I too love the tradition and the mystery of the Catholic faith. If it were possible, I would join the small group that arrives at my church before Mass every day and chants the Liturgy of the Hours and then I would attend Mass and receive Holy Communion. But I am also an unashamed cafeteria Catholic, just as I am an unashamed moral relativist.

In an article in America magazine entitled "Little Gray Cells," James J. DiGiacomo, SJ, tells the story of a woman who was upset by what he said in his homily at Mass one day as he had intimated that one of the reasons for the current shortage of priests was that "there are people who feel called but are not accepted, such as women and married men."

The parishioner (I’ll call her Virginia) objected to my bringing up the possibility of women being called to the priesthood, because Rome has pronounced any discussion of the issue as out of bounds. I replied that I was aware of this; but since I have yet to hear any personally convincing arguments against women’s ordination, I continue to wonder. And it was this very wondering that offended her! How could I, a priest, have any reservations when authority has spoken? And worse still, how could I even intimate such reservations from the altar?

Father DiGiacomo sees the disagreement between him and Virginia as a reflection of a more general search for truth in the Church today. "The question," he says, "is how should we search for the truth?"

For Virginia, the answer is simple. Listen to those in authority, especially the pope and those around him, whose judgments are final and not subject to review. The reasons they give for their decisions are irrelevant; the only thing that matters is the source. Her attitude is based on genuine faith in the vicar of Christ, confident that any pronouncement emanating from the Vatican comes from God. Any attempt to question its validity is tantamount to a rejection of the faith. But for me, and others like me, there is a problem. We have these little gray cells that persist in working even after respected authority speaks. We can’t seem to turn these cells off, and we tend to wonder, to question, to speculate, to evaluate, to criticize. In short, we can’t help thinking; and if those of us who are priests think out loud, Virginia and her friends are scandalized. She thinks our job is to tell people when to stop thinking, instead of giving bad example and continuing to speak when we have all presumably heard the last word.

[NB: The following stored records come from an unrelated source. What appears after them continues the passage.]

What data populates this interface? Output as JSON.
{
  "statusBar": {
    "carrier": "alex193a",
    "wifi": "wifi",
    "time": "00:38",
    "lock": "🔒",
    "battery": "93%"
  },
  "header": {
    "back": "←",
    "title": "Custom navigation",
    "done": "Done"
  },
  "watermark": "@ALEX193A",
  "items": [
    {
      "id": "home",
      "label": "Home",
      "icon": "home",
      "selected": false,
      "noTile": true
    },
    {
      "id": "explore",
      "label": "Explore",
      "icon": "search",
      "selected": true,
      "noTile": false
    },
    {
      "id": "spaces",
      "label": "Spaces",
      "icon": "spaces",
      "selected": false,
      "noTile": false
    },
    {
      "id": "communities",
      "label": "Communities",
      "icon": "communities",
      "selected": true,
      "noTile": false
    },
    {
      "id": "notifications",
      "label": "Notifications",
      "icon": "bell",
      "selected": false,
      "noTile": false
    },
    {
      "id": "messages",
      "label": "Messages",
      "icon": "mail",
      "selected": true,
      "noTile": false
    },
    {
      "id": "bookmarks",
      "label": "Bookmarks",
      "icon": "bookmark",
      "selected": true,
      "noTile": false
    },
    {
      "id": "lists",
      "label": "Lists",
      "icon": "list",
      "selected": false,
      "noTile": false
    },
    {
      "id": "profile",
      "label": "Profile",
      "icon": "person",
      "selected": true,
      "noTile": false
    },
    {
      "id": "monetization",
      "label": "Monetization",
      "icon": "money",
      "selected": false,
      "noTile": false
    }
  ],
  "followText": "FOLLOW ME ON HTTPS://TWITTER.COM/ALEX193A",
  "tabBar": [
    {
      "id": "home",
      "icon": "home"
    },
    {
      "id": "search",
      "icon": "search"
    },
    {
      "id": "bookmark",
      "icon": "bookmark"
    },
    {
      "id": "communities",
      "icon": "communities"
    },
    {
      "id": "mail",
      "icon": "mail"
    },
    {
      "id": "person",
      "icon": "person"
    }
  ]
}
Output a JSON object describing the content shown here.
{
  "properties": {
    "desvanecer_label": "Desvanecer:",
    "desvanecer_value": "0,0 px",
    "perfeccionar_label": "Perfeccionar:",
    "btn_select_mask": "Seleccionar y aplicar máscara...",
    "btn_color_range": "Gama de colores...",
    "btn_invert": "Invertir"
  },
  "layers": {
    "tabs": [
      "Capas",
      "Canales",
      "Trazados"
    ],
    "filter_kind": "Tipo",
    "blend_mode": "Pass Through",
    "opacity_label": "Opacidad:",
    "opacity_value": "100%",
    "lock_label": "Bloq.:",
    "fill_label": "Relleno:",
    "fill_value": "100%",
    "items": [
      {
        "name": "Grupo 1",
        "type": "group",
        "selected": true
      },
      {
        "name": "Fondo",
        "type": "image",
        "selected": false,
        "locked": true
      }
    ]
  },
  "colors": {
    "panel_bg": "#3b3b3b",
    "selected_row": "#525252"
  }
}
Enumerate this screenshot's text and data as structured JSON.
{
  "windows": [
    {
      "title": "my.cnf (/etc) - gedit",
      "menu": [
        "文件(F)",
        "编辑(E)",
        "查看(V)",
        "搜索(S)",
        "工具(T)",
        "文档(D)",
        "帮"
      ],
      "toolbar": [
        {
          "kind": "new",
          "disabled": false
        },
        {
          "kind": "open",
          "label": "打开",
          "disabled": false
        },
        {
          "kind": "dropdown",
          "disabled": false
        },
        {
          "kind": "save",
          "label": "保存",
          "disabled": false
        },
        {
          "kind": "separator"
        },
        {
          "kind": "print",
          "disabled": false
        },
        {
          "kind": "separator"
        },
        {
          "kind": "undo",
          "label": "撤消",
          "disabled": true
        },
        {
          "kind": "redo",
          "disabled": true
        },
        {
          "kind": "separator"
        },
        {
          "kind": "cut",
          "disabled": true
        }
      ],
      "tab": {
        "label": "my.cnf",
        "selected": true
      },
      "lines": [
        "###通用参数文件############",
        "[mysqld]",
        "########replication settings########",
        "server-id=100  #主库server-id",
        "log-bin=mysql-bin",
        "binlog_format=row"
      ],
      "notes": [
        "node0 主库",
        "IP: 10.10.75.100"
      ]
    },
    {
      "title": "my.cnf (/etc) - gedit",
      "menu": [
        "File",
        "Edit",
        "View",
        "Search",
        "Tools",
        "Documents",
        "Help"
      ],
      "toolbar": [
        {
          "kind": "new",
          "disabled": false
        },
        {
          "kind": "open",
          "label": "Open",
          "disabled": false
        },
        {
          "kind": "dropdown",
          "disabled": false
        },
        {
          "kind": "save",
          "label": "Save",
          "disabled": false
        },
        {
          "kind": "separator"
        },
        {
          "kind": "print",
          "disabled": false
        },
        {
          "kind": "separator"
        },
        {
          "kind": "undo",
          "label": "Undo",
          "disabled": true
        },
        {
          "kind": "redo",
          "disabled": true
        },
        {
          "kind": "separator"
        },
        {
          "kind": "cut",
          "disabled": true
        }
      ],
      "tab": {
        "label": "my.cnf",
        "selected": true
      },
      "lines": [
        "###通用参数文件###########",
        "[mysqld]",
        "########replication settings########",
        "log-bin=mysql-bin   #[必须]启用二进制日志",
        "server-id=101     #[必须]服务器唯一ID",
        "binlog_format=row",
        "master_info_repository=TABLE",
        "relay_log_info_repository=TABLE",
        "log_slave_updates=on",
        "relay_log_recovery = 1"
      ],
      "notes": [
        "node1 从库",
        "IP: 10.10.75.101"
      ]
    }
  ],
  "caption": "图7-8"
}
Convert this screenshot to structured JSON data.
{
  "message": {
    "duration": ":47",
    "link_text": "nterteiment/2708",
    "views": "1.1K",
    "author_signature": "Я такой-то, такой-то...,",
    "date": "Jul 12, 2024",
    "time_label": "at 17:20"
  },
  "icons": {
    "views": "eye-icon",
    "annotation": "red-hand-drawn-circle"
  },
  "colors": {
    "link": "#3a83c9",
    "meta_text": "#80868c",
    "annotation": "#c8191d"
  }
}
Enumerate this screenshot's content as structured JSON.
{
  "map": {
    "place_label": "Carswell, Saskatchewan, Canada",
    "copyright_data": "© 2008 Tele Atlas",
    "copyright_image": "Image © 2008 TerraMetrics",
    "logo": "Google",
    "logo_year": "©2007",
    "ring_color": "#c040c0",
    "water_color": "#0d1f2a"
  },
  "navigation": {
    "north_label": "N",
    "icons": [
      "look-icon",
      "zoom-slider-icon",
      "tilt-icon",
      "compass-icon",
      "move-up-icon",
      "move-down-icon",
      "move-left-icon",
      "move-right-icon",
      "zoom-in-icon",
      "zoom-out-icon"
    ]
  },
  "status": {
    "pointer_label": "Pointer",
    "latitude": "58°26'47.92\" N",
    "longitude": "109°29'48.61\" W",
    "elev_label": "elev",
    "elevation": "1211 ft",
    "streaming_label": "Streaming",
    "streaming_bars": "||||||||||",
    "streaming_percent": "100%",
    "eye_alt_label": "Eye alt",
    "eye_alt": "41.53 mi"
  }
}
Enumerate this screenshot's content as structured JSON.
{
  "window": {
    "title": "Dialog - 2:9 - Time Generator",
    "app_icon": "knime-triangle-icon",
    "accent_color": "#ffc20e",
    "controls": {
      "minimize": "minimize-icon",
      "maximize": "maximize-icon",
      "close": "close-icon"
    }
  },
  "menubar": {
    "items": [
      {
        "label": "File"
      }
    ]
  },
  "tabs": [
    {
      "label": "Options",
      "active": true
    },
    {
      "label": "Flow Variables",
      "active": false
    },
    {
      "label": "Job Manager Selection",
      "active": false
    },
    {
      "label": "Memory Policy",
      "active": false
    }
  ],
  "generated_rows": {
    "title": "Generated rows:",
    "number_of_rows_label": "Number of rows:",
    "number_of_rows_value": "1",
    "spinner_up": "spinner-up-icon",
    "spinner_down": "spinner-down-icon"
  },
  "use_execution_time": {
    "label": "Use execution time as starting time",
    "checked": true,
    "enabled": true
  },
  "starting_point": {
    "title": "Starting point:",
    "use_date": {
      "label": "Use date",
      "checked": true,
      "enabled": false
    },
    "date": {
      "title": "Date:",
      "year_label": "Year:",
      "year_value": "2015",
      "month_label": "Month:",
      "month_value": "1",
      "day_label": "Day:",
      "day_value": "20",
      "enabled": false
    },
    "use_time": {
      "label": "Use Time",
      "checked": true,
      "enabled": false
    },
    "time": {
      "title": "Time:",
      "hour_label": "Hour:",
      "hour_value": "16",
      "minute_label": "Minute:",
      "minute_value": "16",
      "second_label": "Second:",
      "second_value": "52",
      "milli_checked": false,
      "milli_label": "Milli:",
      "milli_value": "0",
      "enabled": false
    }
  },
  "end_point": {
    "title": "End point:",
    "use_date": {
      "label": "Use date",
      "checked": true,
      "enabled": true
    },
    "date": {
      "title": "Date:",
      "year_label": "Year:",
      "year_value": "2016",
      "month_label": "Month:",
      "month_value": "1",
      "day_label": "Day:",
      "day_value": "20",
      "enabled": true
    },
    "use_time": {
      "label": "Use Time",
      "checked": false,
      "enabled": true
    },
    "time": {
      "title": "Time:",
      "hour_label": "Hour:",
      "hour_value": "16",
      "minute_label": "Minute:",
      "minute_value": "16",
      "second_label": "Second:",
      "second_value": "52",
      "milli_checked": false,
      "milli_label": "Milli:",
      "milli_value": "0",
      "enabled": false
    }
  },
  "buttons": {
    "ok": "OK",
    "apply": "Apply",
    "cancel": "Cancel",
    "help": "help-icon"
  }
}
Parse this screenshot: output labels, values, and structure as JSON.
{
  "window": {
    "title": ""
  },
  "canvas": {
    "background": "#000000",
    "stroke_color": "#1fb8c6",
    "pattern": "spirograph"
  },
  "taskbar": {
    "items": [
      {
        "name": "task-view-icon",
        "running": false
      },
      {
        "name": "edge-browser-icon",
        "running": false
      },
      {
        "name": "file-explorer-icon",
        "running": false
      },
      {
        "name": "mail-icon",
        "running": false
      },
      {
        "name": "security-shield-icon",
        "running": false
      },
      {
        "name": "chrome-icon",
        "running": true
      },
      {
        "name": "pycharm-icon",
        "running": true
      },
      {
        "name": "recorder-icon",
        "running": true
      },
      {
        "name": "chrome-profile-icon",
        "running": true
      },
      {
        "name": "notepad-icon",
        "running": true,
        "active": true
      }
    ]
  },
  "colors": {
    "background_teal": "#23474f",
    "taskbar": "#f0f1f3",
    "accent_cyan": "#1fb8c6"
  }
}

I can sympathize with Virginia and other Catholics like her. They want their faith--and the so-called guardians of that faith--to show them the way, just as their parents, their pastors, and their teachers showed them the way when they were children. They do not want to have to agonize over moral issues or listen to their conscience, which can be capricious and can work like the devil. But there are those of us who believe that questioning and doubting are part of a mature faith and that it is in the questioning and the doubting that we recognize our own imperfection. It is the struggle to recognize and be who we really are that brings us closer to God.